Kimpevetele sourit .Ces paroles m’eussent sans doute paru sans intérêt dans la bouche d’un autre, mais cet enfant avait le génie du conteur, rythme, intonation, gestes sobres mais expressifs, regards, tout participait au charme qu’il opérait sur moi. Et, bien que la lueur tremblante du feu ne sût véritablement vaincre l’obscurité, et m’éclairer ses traits, je devinais que tous les muscles de son visage, entraient en action. L’atmosphère chaude et bruissante de la nuit ajoutait sa part de magie, J’étais subjugué, comme chaque soir. Je l’écoutais , il en tirait plaisir et fierté, il souriant de cette joie innocente d’enfant aimé et admiré, et je me plais à penser que mon attention lui donnait ce pouvoir merveilleux.
-L’homme tire de sa nourriture de quoi vivre, et agir, penser et chanter, aimer, et apprendre, sa curiosité le pousse à vouloir connaître et au cours de sa vie, il emplit son âme de richesses, qui s’accumulent en lui, et constituent un trésor. C’est ce matériau spirituel, issu des sentiments et des réflexions des hommes qui permet à Dieu de poursuivre sa création
Il s’amuse, il ajoute des étoiles, et des galaxies, et toutes sortes de corps célestes que nous ignorons, et que je ne pourrais comprendre. Les architectes, les peuples qui bâtissent des cathédrales, ou des palais, des pyramides, ou d’immenses tours effrayantes, les physiciens les mathématiciens, et tous les chercheurs du monde et les enfants comme moi qui parlent, tous imitent le grand jeu de Dieu, ils construisent, ils créent, et même le bébé qui assemble dix bâtons et rêve qu’il a fait une maison, lui aussi joue, comme Dieu, qui nous donne l’exemple. Tout le savoir humain est grain de poussière comparé seulement au Chaos qui précéda la création, mais pourtant, de chaque homme Dieu extrait de l’énergie et crée une étoile, et l’âme du défunt, libre tout de même, en fait sa résidence .
Ainsi quand tu lèves la tête vers ces millions d’étoiles tous ces anges nouveaux murmurent leurs secrets. Tous nous les ressentons, en notre esprit, en notre cœur, c’est pourquoi ce ciel sans limites, scintillant de mille feux pensants, d’étincelles amies, semble plus beau encore : l’émotion que tu ressens vient de la vie lointaine de ces myriades d’hommes, d’enfants et de femmes qui nous regardent et nous aiment. Ils nous parlent, mais qui vraiment les entend ? et qui parmi vous les comprend ?
Il relève la tête et, lentement affirme : moi, je comprends toutes leurs langues.
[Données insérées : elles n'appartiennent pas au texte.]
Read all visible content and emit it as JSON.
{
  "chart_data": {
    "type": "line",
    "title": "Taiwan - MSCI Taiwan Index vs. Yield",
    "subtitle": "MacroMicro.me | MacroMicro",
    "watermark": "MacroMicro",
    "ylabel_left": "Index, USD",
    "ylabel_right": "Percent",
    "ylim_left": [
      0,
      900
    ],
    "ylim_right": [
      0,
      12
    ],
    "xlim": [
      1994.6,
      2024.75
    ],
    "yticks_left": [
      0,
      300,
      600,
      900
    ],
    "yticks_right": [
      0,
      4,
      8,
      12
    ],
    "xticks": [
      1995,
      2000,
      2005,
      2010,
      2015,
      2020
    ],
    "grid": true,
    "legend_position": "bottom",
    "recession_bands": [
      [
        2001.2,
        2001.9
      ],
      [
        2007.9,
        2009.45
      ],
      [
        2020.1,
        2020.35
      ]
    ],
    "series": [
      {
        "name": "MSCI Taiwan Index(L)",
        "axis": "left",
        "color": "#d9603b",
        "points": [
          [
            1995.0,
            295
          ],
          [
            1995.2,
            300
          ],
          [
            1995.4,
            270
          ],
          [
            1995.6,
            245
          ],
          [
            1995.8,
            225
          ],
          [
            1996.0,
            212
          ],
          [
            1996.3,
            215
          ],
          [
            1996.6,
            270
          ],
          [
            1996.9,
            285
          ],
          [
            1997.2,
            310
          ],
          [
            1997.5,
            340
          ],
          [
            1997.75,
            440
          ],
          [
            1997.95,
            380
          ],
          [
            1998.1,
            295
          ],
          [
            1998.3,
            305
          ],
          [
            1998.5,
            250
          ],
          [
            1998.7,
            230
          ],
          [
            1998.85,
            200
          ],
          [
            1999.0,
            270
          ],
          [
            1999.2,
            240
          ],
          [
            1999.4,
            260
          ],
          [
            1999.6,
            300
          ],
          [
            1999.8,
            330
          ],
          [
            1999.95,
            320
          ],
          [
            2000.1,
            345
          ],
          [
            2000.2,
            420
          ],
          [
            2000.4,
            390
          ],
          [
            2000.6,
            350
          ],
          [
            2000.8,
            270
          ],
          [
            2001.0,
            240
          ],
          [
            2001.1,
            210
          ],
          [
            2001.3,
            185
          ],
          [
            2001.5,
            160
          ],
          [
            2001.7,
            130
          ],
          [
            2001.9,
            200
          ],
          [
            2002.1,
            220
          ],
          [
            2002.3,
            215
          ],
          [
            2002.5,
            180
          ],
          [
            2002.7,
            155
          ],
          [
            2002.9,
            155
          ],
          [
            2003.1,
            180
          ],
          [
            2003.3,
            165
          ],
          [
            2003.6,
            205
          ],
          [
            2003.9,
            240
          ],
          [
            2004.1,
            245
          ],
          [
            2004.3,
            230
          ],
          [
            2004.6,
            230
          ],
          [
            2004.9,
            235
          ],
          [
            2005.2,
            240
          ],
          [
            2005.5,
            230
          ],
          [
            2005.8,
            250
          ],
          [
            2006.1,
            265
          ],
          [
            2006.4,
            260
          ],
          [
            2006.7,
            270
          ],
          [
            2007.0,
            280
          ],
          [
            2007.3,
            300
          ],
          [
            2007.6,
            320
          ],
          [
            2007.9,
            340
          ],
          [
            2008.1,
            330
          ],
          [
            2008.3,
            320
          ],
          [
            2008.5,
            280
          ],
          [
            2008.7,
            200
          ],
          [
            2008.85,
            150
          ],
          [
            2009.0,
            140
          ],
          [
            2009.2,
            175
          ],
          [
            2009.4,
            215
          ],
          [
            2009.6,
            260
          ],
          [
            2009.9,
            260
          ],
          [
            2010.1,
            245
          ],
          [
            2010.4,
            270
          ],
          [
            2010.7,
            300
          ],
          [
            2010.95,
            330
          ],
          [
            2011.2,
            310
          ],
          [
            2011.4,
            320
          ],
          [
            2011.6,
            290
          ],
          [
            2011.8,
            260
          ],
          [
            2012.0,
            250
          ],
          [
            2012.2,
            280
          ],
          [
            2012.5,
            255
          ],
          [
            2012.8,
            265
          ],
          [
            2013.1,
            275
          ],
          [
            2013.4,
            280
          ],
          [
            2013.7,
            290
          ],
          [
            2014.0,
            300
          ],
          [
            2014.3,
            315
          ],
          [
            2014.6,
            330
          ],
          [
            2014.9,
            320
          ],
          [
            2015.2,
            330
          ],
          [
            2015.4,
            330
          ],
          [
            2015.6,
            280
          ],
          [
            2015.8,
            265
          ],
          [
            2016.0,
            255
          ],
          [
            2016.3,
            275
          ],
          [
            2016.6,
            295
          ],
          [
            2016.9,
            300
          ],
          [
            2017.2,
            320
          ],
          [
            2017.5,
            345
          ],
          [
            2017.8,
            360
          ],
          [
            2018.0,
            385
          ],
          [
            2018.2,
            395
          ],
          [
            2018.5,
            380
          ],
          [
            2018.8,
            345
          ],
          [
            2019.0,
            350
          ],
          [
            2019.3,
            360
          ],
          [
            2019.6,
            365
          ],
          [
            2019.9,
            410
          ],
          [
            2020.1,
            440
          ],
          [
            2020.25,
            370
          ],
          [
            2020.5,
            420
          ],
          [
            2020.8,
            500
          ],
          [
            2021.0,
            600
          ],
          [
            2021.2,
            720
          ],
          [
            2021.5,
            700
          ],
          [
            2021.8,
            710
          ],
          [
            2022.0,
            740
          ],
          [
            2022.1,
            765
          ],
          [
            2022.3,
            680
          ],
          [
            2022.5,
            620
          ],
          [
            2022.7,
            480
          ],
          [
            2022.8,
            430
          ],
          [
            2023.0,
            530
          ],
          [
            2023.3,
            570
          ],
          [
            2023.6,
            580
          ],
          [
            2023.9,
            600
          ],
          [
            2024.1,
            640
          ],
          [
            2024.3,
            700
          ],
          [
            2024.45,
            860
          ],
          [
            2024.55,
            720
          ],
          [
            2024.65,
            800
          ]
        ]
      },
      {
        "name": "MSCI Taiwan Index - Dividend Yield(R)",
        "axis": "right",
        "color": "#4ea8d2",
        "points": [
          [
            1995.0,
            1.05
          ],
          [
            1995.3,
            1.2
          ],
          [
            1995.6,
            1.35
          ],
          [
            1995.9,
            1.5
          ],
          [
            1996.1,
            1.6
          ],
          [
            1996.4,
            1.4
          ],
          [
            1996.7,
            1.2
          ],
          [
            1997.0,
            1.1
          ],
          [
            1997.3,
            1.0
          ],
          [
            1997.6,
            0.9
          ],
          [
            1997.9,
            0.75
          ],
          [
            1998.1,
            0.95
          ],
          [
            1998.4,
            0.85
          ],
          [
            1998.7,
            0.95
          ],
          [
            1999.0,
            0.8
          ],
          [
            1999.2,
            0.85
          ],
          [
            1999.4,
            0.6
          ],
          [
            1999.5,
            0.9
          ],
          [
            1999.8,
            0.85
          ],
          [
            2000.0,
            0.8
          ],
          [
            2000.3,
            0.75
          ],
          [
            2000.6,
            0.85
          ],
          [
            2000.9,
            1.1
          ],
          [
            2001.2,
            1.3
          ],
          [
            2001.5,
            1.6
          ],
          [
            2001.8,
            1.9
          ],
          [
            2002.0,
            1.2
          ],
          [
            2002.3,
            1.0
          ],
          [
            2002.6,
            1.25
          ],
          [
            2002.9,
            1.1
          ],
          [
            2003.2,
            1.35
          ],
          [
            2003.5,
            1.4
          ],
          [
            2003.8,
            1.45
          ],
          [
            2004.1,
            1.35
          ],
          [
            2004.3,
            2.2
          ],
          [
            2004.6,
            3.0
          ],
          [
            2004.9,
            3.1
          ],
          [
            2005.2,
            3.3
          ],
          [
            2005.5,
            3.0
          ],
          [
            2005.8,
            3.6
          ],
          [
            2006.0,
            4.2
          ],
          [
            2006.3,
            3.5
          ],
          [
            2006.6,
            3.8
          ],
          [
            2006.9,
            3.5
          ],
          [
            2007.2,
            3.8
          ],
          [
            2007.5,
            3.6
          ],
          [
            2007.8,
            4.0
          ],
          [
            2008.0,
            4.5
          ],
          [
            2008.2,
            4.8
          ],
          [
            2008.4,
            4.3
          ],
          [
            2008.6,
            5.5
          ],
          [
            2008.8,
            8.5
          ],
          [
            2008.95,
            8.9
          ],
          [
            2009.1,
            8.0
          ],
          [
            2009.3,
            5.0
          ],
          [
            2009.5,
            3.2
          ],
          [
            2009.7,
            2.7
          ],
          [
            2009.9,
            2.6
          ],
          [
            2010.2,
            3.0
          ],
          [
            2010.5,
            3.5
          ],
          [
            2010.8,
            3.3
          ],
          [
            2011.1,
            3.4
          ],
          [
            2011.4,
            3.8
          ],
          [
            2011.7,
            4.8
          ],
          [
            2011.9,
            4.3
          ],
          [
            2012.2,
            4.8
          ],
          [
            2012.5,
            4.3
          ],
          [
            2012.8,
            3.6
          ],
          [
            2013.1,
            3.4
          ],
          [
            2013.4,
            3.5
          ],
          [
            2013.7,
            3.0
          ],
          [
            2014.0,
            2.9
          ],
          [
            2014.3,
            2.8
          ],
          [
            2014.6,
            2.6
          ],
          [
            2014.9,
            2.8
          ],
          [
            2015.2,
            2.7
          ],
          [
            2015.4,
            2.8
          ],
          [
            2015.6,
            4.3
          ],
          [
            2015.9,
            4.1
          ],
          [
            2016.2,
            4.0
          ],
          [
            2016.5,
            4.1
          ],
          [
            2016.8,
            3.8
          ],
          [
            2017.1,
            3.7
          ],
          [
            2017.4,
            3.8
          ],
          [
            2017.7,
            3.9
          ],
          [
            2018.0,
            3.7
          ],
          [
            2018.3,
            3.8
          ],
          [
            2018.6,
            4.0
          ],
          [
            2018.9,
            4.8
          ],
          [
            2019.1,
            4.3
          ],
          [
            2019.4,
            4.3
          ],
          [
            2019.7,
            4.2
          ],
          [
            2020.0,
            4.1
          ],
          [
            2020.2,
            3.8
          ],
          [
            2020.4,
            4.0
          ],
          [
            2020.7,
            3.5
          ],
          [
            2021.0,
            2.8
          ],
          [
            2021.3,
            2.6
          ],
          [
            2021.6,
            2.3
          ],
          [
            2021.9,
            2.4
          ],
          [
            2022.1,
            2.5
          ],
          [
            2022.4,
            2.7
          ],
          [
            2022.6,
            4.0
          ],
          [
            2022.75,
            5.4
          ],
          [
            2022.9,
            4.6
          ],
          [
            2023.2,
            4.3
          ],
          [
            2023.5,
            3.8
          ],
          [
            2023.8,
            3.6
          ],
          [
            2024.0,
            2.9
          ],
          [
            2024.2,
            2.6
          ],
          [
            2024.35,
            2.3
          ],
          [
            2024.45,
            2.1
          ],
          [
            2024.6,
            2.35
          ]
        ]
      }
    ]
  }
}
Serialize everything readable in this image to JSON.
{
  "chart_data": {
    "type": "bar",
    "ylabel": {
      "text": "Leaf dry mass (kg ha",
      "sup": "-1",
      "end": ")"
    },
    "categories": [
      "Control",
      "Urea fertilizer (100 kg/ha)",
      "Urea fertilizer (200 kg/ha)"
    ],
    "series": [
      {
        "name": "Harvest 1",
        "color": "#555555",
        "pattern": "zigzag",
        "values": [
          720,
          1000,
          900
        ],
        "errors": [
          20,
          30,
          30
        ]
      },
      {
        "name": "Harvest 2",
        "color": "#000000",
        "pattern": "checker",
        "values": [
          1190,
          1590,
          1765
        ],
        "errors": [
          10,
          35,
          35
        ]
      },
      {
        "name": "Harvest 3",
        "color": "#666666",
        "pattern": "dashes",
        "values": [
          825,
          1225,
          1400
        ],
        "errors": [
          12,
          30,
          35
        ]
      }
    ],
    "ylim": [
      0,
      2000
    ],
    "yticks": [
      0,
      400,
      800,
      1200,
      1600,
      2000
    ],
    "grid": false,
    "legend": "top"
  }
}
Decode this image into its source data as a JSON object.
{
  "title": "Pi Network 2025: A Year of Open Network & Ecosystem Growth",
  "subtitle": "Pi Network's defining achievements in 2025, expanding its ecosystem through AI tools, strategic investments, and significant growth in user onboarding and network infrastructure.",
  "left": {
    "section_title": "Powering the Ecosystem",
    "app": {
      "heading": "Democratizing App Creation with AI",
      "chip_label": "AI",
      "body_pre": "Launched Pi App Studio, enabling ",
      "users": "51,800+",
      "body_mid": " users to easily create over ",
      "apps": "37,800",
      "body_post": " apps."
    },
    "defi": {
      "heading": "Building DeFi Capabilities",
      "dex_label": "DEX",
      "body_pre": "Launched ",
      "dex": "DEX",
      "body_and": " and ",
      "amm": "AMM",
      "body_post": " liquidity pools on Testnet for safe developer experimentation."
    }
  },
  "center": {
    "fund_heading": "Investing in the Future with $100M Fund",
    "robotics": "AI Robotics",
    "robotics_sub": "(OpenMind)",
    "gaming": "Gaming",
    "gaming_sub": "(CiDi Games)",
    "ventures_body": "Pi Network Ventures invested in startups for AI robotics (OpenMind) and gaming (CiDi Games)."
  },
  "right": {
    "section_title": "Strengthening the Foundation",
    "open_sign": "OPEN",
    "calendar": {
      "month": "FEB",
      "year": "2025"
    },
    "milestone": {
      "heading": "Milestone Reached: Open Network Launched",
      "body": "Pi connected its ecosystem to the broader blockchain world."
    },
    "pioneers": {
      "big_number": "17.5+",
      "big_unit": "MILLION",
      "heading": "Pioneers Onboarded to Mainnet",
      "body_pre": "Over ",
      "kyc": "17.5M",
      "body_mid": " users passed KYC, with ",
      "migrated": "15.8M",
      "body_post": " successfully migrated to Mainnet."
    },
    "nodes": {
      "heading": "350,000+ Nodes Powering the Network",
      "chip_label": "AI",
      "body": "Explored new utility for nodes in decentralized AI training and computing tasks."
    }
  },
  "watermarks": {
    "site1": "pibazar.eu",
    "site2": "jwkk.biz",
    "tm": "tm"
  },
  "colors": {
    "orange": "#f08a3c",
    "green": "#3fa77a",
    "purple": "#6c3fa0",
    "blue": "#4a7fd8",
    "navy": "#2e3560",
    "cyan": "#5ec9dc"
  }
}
D’où me vient ce don ? Un jour, je vis une étoile triste, je perçus ses pleurs, je vis couler ses larmes de lumière, oh, un bref instant, et je la consolai en chantant doucement pour elle seule. Elle sourit à nouveau de tous ses feux. Et elle m’envoya une étoile filante pour me remercier, « ton amitié m’a rendu le bonheur, accepte mon don : désormais les langues des astres te seront familières »
Elle a beaucoup vu, et beaucoup appris, et jamais elle ne se lasse de me conter des histoires.
Chacun croit que j’ai beaucoup d’imagination ; à toi, ami, je l’avoue, il n’en est rien, je répète simplement et elle aussi peut-être se contente de me transmettre ce que d’autres avant elle ont inventé ».
Les braises rougeoient encore, alors Kimpevetele les éparpille sur le sable : Bonne nuit, moi, je vais dormir.
Kimpevetele signifie « L’esprit qui raconte «  ou « Il raconte par l’esprit » Ceux qui parlent cette langue n’ont pas su traduire, et n’en voient pas l’intérêt. Les deux traductions, au fond, me conviennent . Maintenant, la nuit, malgré moi, je guette, j’attends l’appel d’une planète chagrine.